Ruang Bacaku

“The ink of a scholar is holier than the blood of a martyr. A man reading is handsome in the sight of God. So learn to read. And when you have learned, teach !”. That is the Wisdom of Mohammad. This room is dedicated for those who love to read and teach

My Photo
Name:
Location: Tokyo, Japan

Economist, Philosopher, Food Lover. Lives in Tokyo, Japan.

Monday, May 22, 2006

Pemberontakan Sunyi Lady Constance

Novel Sastra klasik ini menarik dan memiliki pesan yang dalam. Pernah dibahas Goenawan Mohammad dalam sebuah tulisan. Saya mencoba mengalirkannya kembali di sini. Setelah saya baca sendiri novel ini, sungguh bisa bikin deg-degan. Cara D.H. Lawrence menuturkan cerita dan mengalunkan bahasa untuk menggambarkan sesuatu yang sulit dibayangkan, sangat indah. Inilah sebuah karya sastra. Bahasanya ekspresif tapi juga komunikatif. Lady Chatterly's Lover adalah novel kedua yang ditulis oleh D.H. Lawrence pada tahun 1928. Saat itu, novel ini ditolak dimana-mana karena dianggap karya pornografis.

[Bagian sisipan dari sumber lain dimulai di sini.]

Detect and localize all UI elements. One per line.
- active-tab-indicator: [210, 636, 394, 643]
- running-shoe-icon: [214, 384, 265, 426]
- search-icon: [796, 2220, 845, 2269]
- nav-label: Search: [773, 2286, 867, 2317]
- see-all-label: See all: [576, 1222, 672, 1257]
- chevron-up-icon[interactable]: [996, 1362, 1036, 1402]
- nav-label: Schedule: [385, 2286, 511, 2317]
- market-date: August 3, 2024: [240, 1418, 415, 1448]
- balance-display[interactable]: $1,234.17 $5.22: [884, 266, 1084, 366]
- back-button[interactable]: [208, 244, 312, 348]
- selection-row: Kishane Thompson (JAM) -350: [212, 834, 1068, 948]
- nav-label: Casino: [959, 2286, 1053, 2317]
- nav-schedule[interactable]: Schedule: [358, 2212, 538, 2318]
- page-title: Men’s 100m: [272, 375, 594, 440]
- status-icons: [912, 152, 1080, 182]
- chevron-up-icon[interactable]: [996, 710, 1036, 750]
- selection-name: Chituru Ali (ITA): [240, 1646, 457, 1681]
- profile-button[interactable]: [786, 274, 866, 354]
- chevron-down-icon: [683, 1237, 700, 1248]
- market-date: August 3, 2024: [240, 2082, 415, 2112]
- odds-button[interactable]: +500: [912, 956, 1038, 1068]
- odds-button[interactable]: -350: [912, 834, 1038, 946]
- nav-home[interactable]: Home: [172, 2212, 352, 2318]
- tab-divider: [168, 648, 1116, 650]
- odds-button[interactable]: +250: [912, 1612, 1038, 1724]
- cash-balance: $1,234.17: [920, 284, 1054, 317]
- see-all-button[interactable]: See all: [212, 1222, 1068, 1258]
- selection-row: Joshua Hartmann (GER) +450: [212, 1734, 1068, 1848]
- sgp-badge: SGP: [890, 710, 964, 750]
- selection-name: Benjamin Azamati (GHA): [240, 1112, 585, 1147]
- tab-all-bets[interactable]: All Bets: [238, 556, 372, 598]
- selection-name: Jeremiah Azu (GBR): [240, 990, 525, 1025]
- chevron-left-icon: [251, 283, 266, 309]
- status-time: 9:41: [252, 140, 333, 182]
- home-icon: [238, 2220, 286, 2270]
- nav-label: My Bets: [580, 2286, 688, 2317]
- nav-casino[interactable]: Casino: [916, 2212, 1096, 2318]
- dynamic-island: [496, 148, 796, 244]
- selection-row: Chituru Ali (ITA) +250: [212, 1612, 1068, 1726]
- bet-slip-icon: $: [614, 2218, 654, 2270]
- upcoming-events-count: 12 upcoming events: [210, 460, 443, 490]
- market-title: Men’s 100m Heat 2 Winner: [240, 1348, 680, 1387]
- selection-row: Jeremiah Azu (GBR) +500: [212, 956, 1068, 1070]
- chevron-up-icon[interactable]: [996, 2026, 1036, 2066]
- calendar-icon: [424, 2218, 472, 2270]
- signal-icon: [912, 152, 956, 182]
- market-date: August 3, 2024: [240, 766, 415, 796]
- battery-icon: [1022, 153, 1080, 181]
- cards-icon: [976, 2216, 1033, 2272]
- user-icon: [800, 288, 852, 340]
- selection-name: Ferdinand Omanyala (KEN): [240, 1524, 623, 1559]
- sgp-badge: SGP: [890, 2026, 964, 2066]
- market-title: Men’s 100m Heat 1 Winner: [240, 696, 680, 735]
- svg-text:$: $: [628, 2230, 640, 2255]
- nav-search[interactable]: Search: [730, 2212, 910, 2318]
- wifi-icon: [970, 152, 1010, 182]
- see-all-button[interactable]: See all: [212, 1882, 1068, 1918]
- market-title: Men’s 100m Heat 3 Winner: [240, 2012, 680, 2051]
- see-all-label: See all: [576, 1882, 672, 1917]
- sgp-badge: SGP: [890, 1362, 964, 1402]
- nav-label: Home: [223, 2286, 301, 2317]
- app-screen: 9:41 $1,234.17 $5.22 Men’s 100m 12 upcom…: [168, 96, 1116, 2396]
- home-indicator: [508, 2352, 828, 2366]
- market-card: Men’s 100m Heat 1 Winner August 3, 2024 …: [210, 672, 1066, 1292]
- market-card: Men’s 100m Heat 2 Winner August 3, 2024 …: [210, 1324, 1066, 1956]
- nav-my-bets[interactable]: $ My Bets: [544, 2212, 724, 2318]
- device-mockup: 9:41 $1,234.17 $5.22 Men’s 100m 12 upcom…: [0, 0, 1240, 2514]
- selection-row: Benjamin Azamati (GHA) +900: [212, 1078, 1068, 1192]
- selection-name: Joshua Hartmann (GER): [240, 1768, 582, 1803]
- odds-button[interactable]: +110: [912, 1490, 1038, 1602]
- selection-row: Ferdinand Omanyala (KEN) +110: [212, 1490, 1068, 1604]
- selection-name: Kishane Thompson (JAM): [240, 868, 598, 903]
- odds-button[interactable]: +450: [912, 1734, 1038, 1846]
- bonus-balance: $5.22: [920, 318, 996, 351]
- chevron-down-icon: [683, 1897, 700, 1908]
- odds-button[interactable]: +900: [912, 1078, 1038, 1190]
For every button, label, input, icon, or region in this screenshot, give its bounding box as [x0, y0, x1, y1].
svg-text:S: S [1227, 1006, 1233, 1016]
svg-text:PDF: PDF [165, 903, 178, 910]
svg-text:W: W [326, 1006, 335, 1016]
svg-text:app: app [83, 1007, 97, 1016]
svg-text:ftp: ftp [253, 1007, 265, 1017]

Hanya ada satu penerbit Italia yang mau menerimanya. Novel ini bercerita tentang tokoh Constance Chatterley yang menikah dengan Sir Clifford, tuan tanah yang kaya. Sayangnya, Sir Clifford terluka dalam perang. Ia bukan saja lumpuh, tapi impoten. Kelebihannya hanya pada saat ia memimpin bisnisnya. Kehidupan bersama Sir Clifford, bagi Lady Constance adalah sebuah kesepian, kebosanan, kehampaan, dan ketertindasan. Dari waktu ke waktu ia merasakan penderitaan dalam keheningan. Ia akhirnya menemukan kembali gairah hidup setelah bertemu dengan Michaelis, lelaki yang tinggal menyendiri di sebuah gubuk di tanah milik Sir Clifford. Ia juga bekerja sebagai game keeper Sir Clifford, tugasnya mengurus burung-burung dan melepaskannya untuk jadi sasaran tembak.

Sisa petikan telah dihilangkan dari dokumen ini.